Check out the configuration reference at https://huggingface.co/docs/hub/spaces-config-reference

Built using: Mac OS Sequoia 15.5 Python 3.12

This app attempts to average two RAVE models and then encode and decode an audio file through the original and averaged models.

Instructions:

Select the two models from the lists of pre-trained RAVE models.
Select an audio file from the ones available in the dropdown, or upload an audio file of up to 60 seconds. Click 'Submit' at the bottom of the page.

Notes:

Generally, the audio encoded/decoded using the average model does not sound like an 'average' of the two models. One of the better examples comes from the default settings, where you can here the sounds from model A (multi-timbral guitar) modulated somewhat by model B (water).
The versions encoded/decoded through the individual models give interesting results though.
In most cases not all parameters can be averaged. They may not exist in both models, or they may not have the same shape. The data sets in the output list which ones were and weren't averaged with their shapes and any notes. (You can copy them into a spreadsheet by clicking the icon in the top right corner of each.)
The averaged model starts as a clone of Model A. Parameters that can't be averaged default to Model A values.
If all the parameters can be averaged, the result is usually not good - a high pitch squeal or a low rumble.

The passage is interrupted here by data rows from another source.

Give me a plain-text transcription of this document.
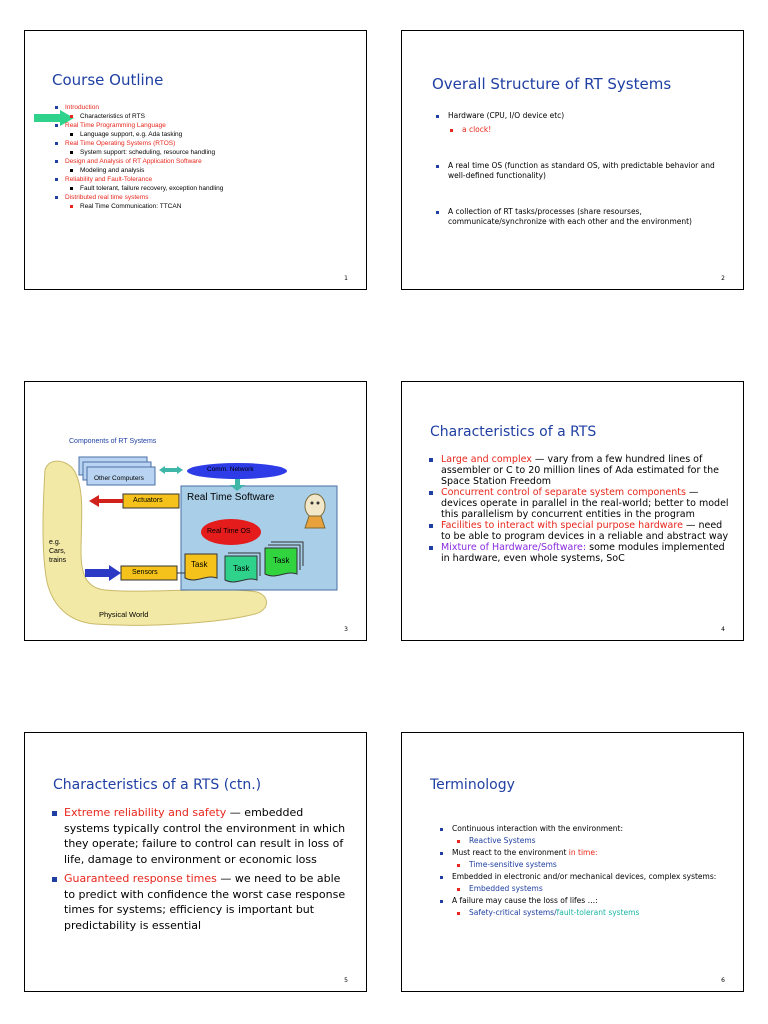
Course Outline
Introduction
Characteristics of RTS
Real Time Programming Language
Language support, e.g. Ada tasking
Real Time Operating Systems (RTOS)
System support: scheduling, resource handling
Design and Analysis of RT Application Software
Modeling and analysis
Reliability and Fault-Tolerance
Fault tolerant, failure recovery, exception handling
Distributed real time systems
Real Time Communication: TTCAN
1
Overall Structure of RT Systems
Hardware (CPU, I/O device etc)
a clock!
A real time OS (function as standard OS, with predictable behavior and well-defined functionality)
A collection of RT tasks/processes (share resourses, communicate/synchronize with each other and the environment)
2
Components of RT Systems
Other Computers
Comm. Network
Actuators Real Time Software
Real Time OS
Sensors
Task	Task
Task
e.g.
Cars,
trains
Physical World
3
Characteristics of a RTS
Large and complex — vary from a few hundred lines of assembler or C to 20 million lines of Ada estimated for the Space Station Freedom
Concurrent control of separate system components — devices operate in parallel in the real-world; better to model this parallelism by concurrent entities in the program
Facilities to interact with special purpose hardware — need to be able to program devices in a reliable and abstract way
Mixture of Hardware/Software: some modules implemented in hardware, even whole systems, SoC
4
Characteristics of a RTS (ctn.)
Extreme reliability and safety — embedded systems typically control the environment in which they operate; failure to control can result in loss of life, damage to environment or economic loss
Guaranteed response times — we need to be able to predict with confidence the worst case response times for systems; efficiency is important but predictability is essential
5
Terminology
Continuous interaction with the environment:
Reactive Systems
Must react to the environment in time:
Time-sensitive systems
Embedded in electronic and/or mechanical devices, complex systems:
Embedded systems
A failure may cause the loss of lifes …:
Safety-critical systems/fault-tolerant systems
6
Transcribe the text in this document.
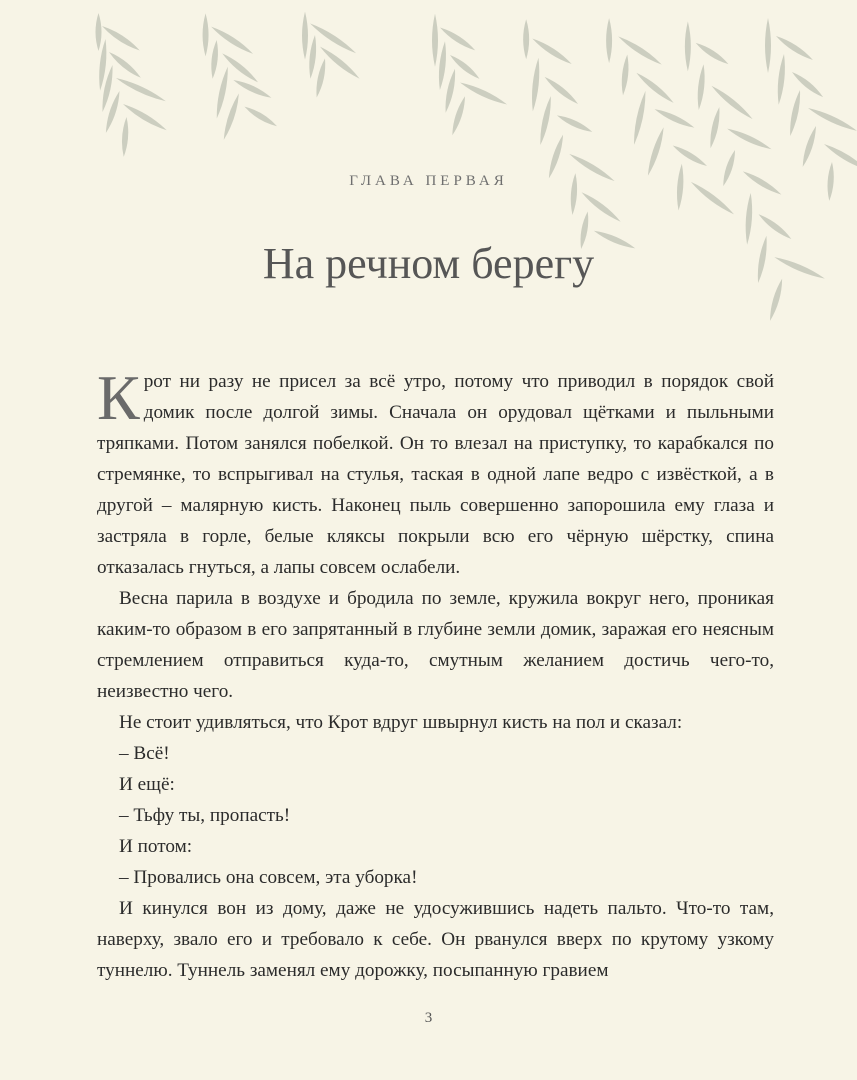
ГЛАВА ПЕРВАЯ
На речном берегу

Крот ни разу не присел за всё утро, потому что приводил в порядок свой домик после долгой зимы. Сначала он орудовал щётками и пыльными тряпками. Потом занялся побелкой. Он то влезал на приступку, то карабкался по стремянке, то вспрыгивал на стулья, таская в одной лапе ведро с извёсткой, а в другой – малярную кисть. Наконец пыль совершенно запорошила ему глаза и застряла в горле, белые кляксы покрыли всю его чёрную шёрстку, спина отказалась гнуться, а лапы совсем ослабели.

Весна парила в воздухе и бродила по земле, кружила вокруг него, проникая каким-то образом в его запрятанный в глубине земли домик, заражая его неясным стремлением отправиться куда-то, смутным желанием достичь чего-то, неизвестно чего.

Не стоит удивляться, что Крот вдруг швырнул кисть на пол и сказал:

– Всё!

И ещё:

– Тьфу ты, пропасть!

И потом:

– Провались она совсем, эта уборка!

И кинулся вон из дому, даже не удосужившись надеть пальто. Что-то там, наверху, звало его и требовало к себе. Он рванулся вверх по крутому узкому туннелю. Туннель заменял ему дорожку, посыпанную гравием

3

Outstanding questions for interested parties:

Since it doesn't work well when all params are compatible, mayber there are some params that shouldn't be averaged?
Would it make logical sense to reshape the parameters that exist in both models but do not have the same shape so they can be averaged?
Anything thoughts on what could make the results sonically more like an 'average' of two models?